Les missiles russes embarquaient des puces occidentales. Les sanctions ne les avaient pas tenues à l’écart.
Le RUSI a examiné 27 systèmes militaires russes et a identifié des centaines de composants fabriqués à l’étranger, y compris des pièces soumises à des contrôles à l’exportation. Moscou a poursuivi la substitution et les achats clandestins après 2022, mais les éléments réunis soutiennent une dépendance contestée, et non une rupture technologique totale.

Les armes russes pouvaient être conçues et assemblées dans le pays tout en dépendant d’électronique fabriquée ailleurs. Le RUSI a constaté cette contradiction au sein même des systèmes.
Son rapport d’août 2022, *Silicon Lifeline: Western Electronics at the Heart of Russia’s War Machine*, a examiné 27 systèmes militaires modernes russes, dont des missiles de croisière, des équipements de communication et des complexes de guerre électronique. Les chercheurs ont inspecté du matériel capturé ou tiré en Ukraine après février 2022, ont rapproché les marquages et numéros de série des composants des fabricants et ont comparé les résultats avec des dossiers commerciaux et d’entreprise.

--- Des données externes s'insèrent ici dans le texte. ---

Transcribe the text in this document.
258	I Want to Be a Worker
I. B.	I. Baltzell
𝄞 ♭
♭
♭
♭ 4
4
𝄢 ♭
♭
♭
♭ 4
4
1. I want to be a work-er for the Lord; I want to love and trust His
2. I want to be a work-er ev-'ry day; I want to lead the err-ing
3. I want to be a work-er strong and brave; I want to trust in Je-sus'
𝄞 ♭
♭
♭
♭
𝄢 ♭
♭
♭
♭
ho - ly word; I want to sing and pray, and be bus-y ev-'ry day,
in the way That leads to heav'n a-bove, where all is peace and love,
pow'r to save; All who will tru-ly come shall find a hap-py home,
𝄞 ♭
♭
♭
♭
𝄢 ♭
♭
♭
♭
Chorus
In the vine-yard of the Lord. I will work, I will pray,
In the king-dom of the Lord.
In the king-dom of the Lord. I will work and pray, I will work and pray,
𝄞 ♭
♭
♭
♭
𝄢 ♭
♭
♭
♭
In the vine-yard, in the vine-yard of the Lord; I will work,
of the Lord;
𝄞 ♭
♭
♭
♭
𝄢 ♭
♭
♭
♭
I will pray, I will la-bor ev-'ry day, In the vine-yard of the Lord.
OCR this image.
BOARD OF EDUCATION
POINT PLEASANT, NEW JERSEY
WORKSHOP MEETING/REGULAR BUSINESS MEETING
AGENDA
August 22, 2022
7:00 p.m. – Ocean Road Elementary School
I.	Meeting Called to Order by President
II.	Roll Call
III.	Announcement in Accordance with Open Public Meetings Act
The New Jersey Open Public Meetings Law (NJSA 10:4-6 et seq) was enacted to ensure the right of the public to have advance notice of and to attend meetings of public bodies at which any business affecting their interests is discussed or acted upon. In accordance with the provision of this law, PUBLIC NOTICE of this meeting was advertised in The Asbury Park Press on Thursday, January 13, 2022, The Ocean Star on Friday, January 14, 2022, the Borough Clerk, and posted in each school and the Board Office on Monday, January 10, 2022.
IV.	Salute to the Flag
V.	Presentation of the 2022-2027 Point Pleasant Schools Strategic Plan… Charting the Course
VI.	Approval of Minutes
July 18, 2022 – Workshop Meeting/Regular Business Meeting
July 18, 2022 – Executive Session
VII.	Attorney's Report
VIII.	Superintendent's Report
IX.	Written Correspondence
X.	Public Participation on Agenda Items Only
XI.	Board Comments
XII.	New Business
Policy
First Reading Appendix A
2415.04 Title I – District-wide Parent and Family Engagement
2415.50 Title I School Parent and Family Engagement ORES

Le rapport a identifié au moins 450 types différents de composants fabriqués à l’étranger dans les 27 systèmes, selon le rapport du RUSI et ses documents de synthèse. Le résumé exécutif indique qu’au moins 80 types étaient soumis aux contrôles à l’exportation américains. Les composants provenaient d’un large éventail de pays producteurs de technologies, dont les États-Unis, le Japon, Taïwan, la Corée du Sud, la Suisse, les Pays-Bas, le Royaume-Uni, la France et l’Allemagne.
Il s’agit d’un élément de preuve plus solide qu’une affirmation fondée sur le matériel promotionnel d’un fournisseur. Les équipes du RUSI ont procédé à une inspection physique d’un échantillon significatif d’équipements et ont vérifié les informations sur les composants à l’aide des registres des fabricants et de sources ouvertes. Le rapport précise également que certaines pièces n’ont pas pu être identifiées avec certitude et que les composants contrefaits constituent un problème mondial. Il a considéré la plupart des pièces identifiées comme authentiques, tout en reconnaissant qu’un examen plus poussé pourrait renforcer la certitude.
Les éléments de preuve concernaient des armes précises. Reuters, dans son compte rendu de la collaboration avec le RUSI, a indiqué qu’un missile de croisière russe Iskander 9M727 contenait des processeurs de signal numérique, des modules de mémoire et d’autres composants étrangers. Les chercheurs ont trouvé 31 composants étrangers dans un missile de croisière Kh-101. Le rapport a identifié des pièces fabriquées aux États-Unis par des entreprises telles que Texas Instruments, Advanced Micro Devices et Cypress Semiconductor, ainsi que du câblage associé à des sociétés américaines, néerlandaises et allemandes.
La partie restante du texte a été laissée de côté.